Os indígenas são um grupo crucial nessa virada. “Sim, nós somos parte dessa solução, mas se esta variação no clima continuar ocorrendo — no sentido de que há muita seca e muita cheia, por exemplo — sabemos que não temos o poder de fazer o rio se encher novamente de água. Precisamos realmente começar a nos planejar para enfrentar diretamente a mudança climática”, diz Sinéia do Vale, liderança indígena do povo Wapichana em Roraima e co-presidente da bancada Indígena na COP-29.
Para que ocorra uma transição energética justa, que garanta o direito dos povos indígenas, é preciso que haja um diálogo informado com as comunidades. Elas devem ter o direito de tomar decisões informadas baseadas em suas necessidades e autonomia, ela frisa. É preciso de infraestrutura para a Amazônia. Com ela, ter conexão à internet, acessar médicos, monitorar o desmatamento.
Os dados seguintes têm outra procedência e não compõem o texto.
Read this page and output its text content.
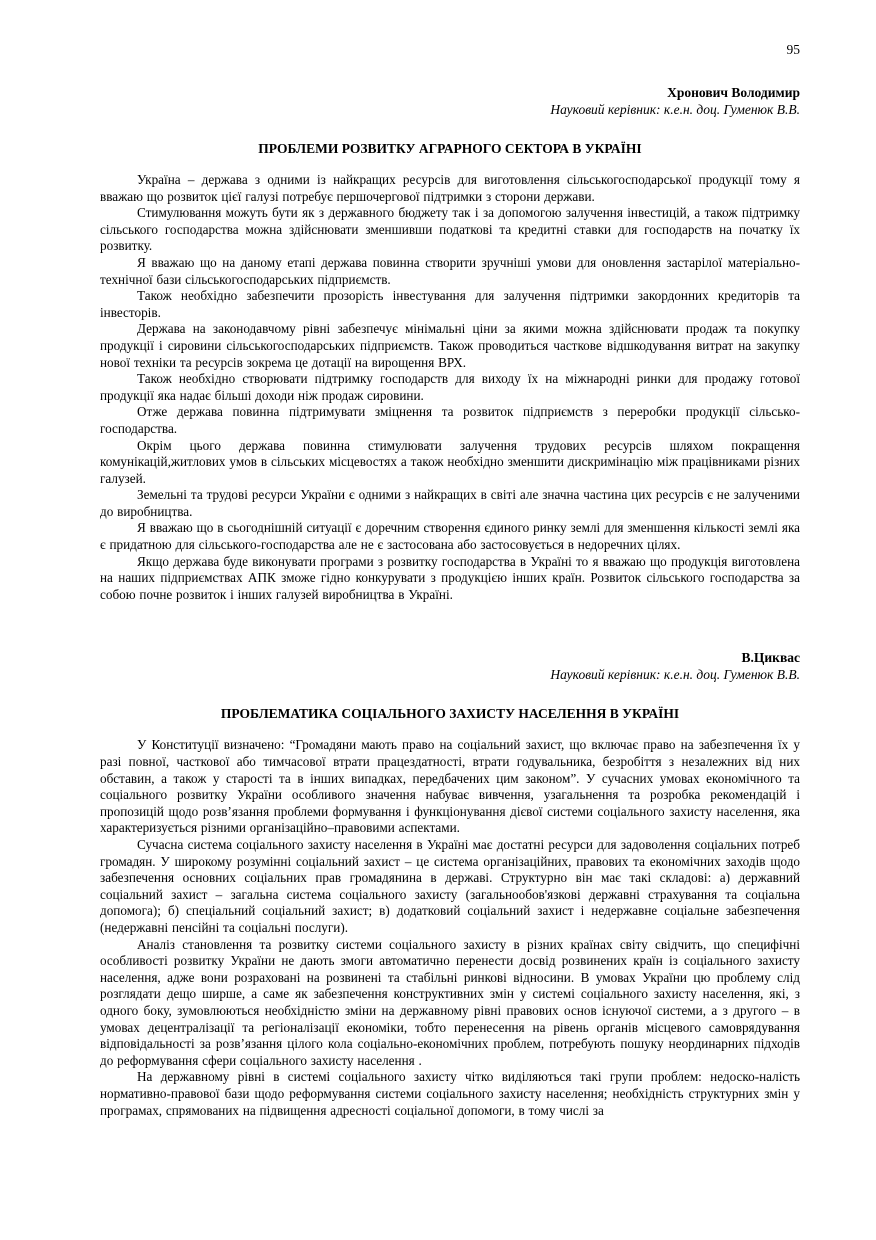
95
Хронович Володимир
Науковий керівник: к.е.н. доц. Гуменюк В.В.
ПРОБЛЕМИ РОЗВИТКУ АГРАРНОГО СЕКТОРА В УКРАЇНІ

Україна – держава з одними із найкращих ресурсів для виготовлення сільськогосподарської продукції тому я вважаю що розвиток цієї галузі потребує першочергової підтримки з сторони держави.

Стимулювання можуть бути як з державного бюджету так і за допомогою залучення інвестицій, а також підтримку сільського господарства можна здійснювати зменшивши податкові та кредитні ставки для господарств на початку їх розвитку.

Я вважаю що на даному етапі держава повинна створити зручніші умови для оновлення застарілої матеріально-технічної бази сільськогосподарських підприємств.

Також необхідно забезпечити прозорість інвестування для залучення підтримки закордонних кредиторів та інвесторів.

Держава на законодавчому рівні забезпечує мінімальні ціни за якими можна здійснювати продаж та покупку продукції і сировини сільськогосподарських підприємств. Також проводиться часткове відшкодування витрат на закупку нової техніки та ресурсів зокрема це дотації на вирощення ВРХ.

Також необхідно створювати підтримку господарств для виходу їх на міжнародні ринки для продажу готової продукції яка надає більші доходи ніж продаж сировини.

Отже держава повинна підтримувати зміцнення та розвиток підприємств з переробки продукції сільсько-господарства.

Окрім цього держава повинна стимулювати залучення трудових ресурсів шляхом покращення комунікацій,житлових умов в сільських місцевостях а також необхідно зменшити дискримінацію між працівниками різних галузей.

Земельні та трудові ресурси України є одними з найкращих в світі але значна частина цих ресурсів є не залученими до виробництва.

Я вважаю що в сьогоднішній ситуації є доречним створення єдиного ринку землі для зменшення кількості землі яка є придатною для сільського-господарства але не є застосована або застосовується в недоречних цілях.

Якщо держава буде виконувати програми з розвитку господарства в Україні то я вважаю що продукція виготовлена на наших підприємствах АПК зможе гідно конкурувати з продукцією інших країн. Розвиток сільського господарства за собою почне розвиток і інших галузей виробництва в Україні.

В.Циквас
Науковий керівник: к.е.н. доц. Гуменюк В.В.
ПРОБЛЕМАТИКА СОЦІАЛЬНОГО ЗАХИСТУ НАСЕЛЕННЯ В УКРАЇНІ

У Конституції визначено: “Громадяни мають право на соціальний захист, що включає право на забезпечення їх у разі повної, часткової або тимчасової втрати працездатності, втрати годувальника, безробіття з незалежних від них обставин, а також у старості та в інших випадках, передбачених цим законом”. У сучасних умовах економічного та соціального розвитку України особливого значення набуває вивчення, узагальнення та розробка рекомендацій і пропозицій щодо розв’язання проблеми формування і функціонування дієвої системи соціального захисту населення, яка характеризується різними організаційно–правовими аспектами.

Сучасна система соціального захисту населення в Україні має достатні ресурси для задоволення соціальних потреб громадян. У широкому розумінні соціальний захист – це система організаційних, правових та економічних заходів щодо забезпечення основних соціальних прав громадянина в державі. Структурно він має такі складові: а) державний соціальний захист – загальна система соціального захисту (загальнообов'язкові державні страхування та соціальна допомога); б) спеціальний соціальний захист; в) додатковий соціальний захист і недержавне соціальне забезпечення (недержавні пенсійні та соціальні послуги).

Аналіз становлення та розвитку системи соціального захисту в різних країнах світу свідчить, що специфічні особливості розвитку України не дають змоги автоматично перенести досвід розвинених країн із соціального захисту населення, адже вони розраховані на розвинені та стабільні ринкові відносини. В умовах України цю проблему слід розглядати дещо ширше, а саме як забезпечення конструктивних змін у системі соціального захисту населення, які, з одного боку, зумовлюються необхідністю зміни на державному рівні правових основ існуючої системи, а з другого – в умовах децентралізації та регіоналізації економіки, тобто перенесення на рівень органів місцевого самоврядування відповідальності за розв’язання цілого кола соціально-економічних проблем, потребують пошуку неординарних підходів до реформування сфери соціального захисту населення .

На державному рівні в системі соціального захисту чітко виділяються такі групи проблем: недоско-налість нормативно-правової бази щодо реформування системи соціального захисту населення; необхідність структурних змін у програмах, спрямованих на підвищення адресності соціальної допомоги, в тому числі за
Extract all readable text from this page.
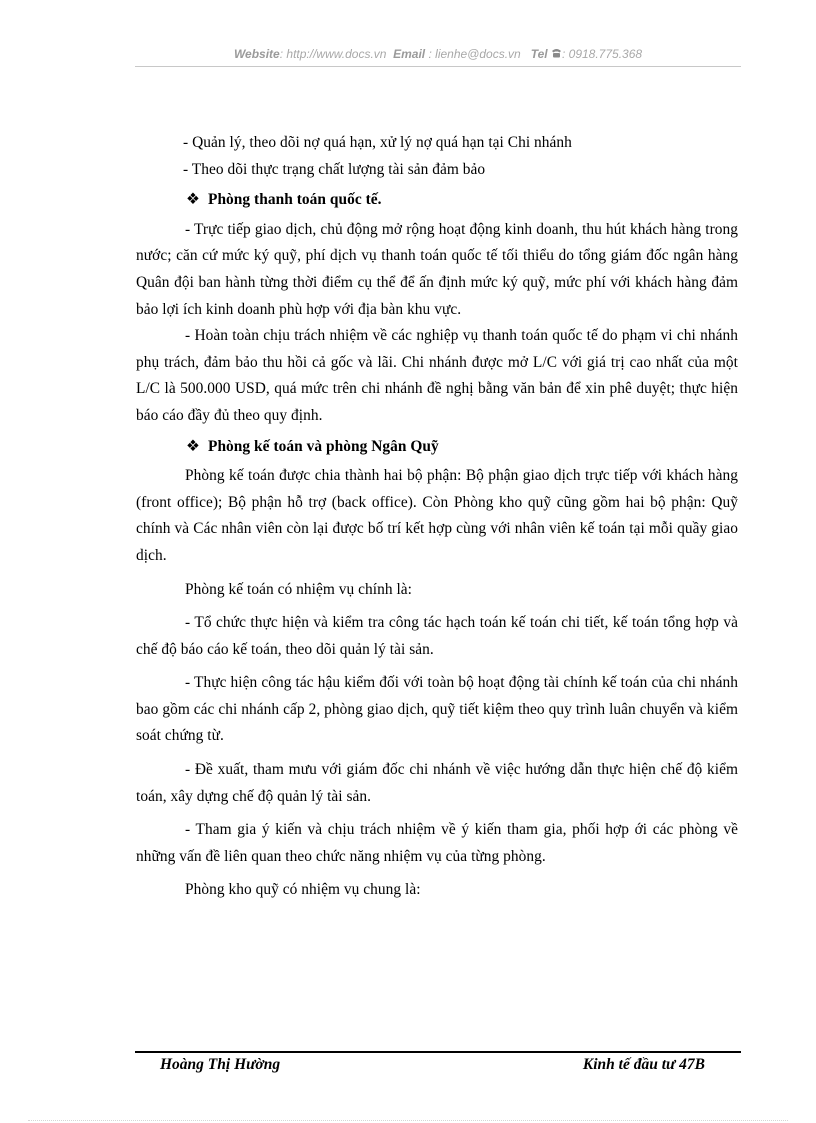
Website: http://www.docs.vn Email : lienhe@docs.vn Tel : 0918.775.368

- Quản lý, theo dõi nợ quá hạn, xử lý nợ quá hạn tại Chi nhánh

- Theo dõi thực trạng chất lượng tài sản đảm bảo

❖ Phòng thanh toán quốc tế.

- Trực tiếp giao dịch, chủ động mở rộng hoạt động kinh doanh, thu hút khách hàng trong nước; căn cứ mức ký quỹ, phí dịch vụ thanh toán quốc tế tối thiểu do tổng giám đốc ngân hàng Quân đội ban hành từng thời điểm cụ thể để ấn định mức ký quỹ, mức phí với khách hàng đảm bảo lợi ích kinh doanh phù hợp với địa bàn khu vực.

- Hoàn toàn chịu trách nhiệm về các nghiệp vụ thanh toán quốc tế do phạm vi chi nhánh phụ trách, đảm bảo thu hồi cả gốc và lãi. Chi nhánh được mở L/C với giá trị cao nhất của một L/C là 500.000 USD, quá mức trên chi nhánh đề nghị bằng văn bản để xin phê duyệt; thực hiện báo cáo đầy đủ theo quy định.

❖ Phòng kế toán và phòng Ngân Quỹ

Phòng kế toán được chia thành hai bộ phận: Bộ phận giao dịch trực tiếp với khách hàng (front office); Bộ phận hỗ trợ (back office). Còn Phòng kho quỹ cũng gồm hai bộ phận: Quỹ chính và Các nhân viên còn lại được bố trí kết hợp cùng với nhân viên kế toán tại mỗi quầy giao dịch.

Phòng kế toán có nhiệm vụ chính là:

- Tổ chức thực hiện và kiểm tra công tác hạch toán kế toán chi tiết, kế toán tổng hợp và chế độ báo cáo kế toán, theo dõi quản lý tài sản.

- Thực hiện công tác hậu kiểm đối với toàn bộ hoạt động tài chính kế toán của chi nhánh bao gồm các chi nhánh cấp 2, phòng giao dịch, quỹ tiết kiệm theo quy trình luân chuyển và kiểm soát chứng từ.

- Đề xuất, tham mưu với giám đốc chi nhánh về việc hướng dẫn thực hiện chế độ kiểm toán, xây dựng chế độ quản lý tài sản.

- Tham gia ý kiến và chịu trách nhiệm về ý kiến tham gia, phối hợp ới các phòng về những vấn đề liên quan theo chức năng nhiệm vụ của từng phòng.

Phòng kho quỹ có nhiệm vụ chung là:

Hoàng Thị Hường	Kinh tế đầu tư 47B
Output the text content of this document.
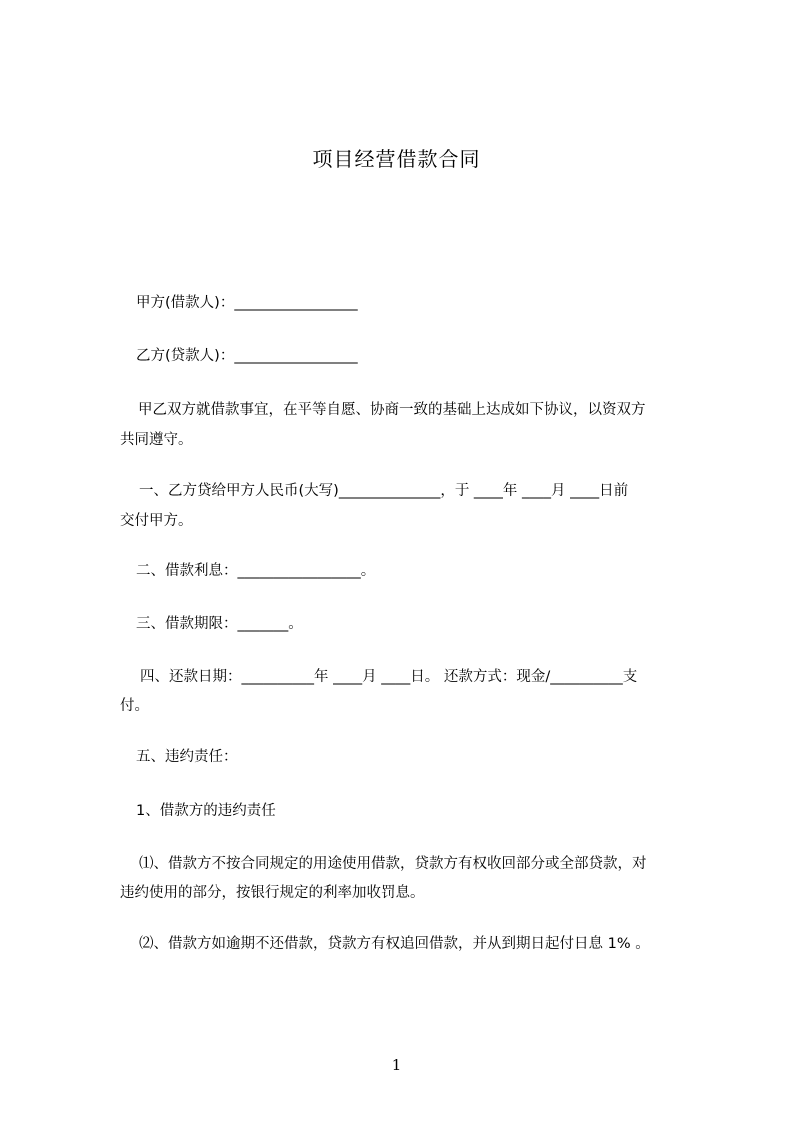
项目经营借款合同
甲方(借款人)：_________________
乙方(贷款人)：_________________
甲乙双方就借款事宜，在平等自愿、协商一致的基础上达成如下协议，以资双方
共同遵守。
一、乙方贷给甲方人民币(大写)______________，于 ____年 ____月 ____日前
交付甲方。
二、借款利息：_________________。
三、借款期限：_______。
四、还款日期：__________年 ____月 ____日。 还款方式：现金/__________支
付。
五、违约责任：
1、借款方的违约责任
⑴、借款方不按合同规定的用途使用借款，贷款方有权收回部分或全部贷款，对
违约使用的部分，按银行规定的利率加收罚息。
⑵、借款方如逾期不还借款，贷款方有权追回借款，并从到期日起付日息 1% 。
1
Para piorar o problema, os eventos climáticos estão afetando a Amazônia, uma região que já carecia de recursos básicos. “Com as mudanças climáticas, temos tido um aumento muito grande da área de floresta em pé afetada pelos incêndios florestais”, ressaltou Ane Alencar, diretora de ciência do Instituto de Pesquisa Ambiental da Amazônia (Ipam). De janeiro a outubro, 27 milhões de hectares foram queimados no Brasil como um todo, sendo 55% só na Amazônia. Foram sete milhões de floresta queimada, somando mais de nove milhões de hectares. “Isso não é comum para a Amazônia. Comum era ter área queimada de pastagem, agropecuária, com fogo sendo colocado por pessoas, nestes casos”, destaca Alencar.
Isso, pelo que parece, ainda não está perto de acontecer. “São hidrovias, hidrelétricas, portos e ferrovias que destroem a Amazônia e a vida dos povos tradicionais. Só no Tapajós, há 41 portos planejados, 27 já em operação, e apenas cinco licenciados”, observa Alessandra Munduruku. Os portos e rodovias, lembra ela, têm por finalidade o transporte de milho e soja, e não para a circulação de pessoas, bens e serviços para as comunidades locais.
Enquanto esta lógica não mudar, o real potencial de desenvolvimento socioambiental da Amazônia vai permanecer estagnado. Como lembra Cleidiane Vieira, é impossível pensar em solução para crise climática sem envolver quem as populações que mais sofrem: “nada para a Amazônia sem os amazônidas”.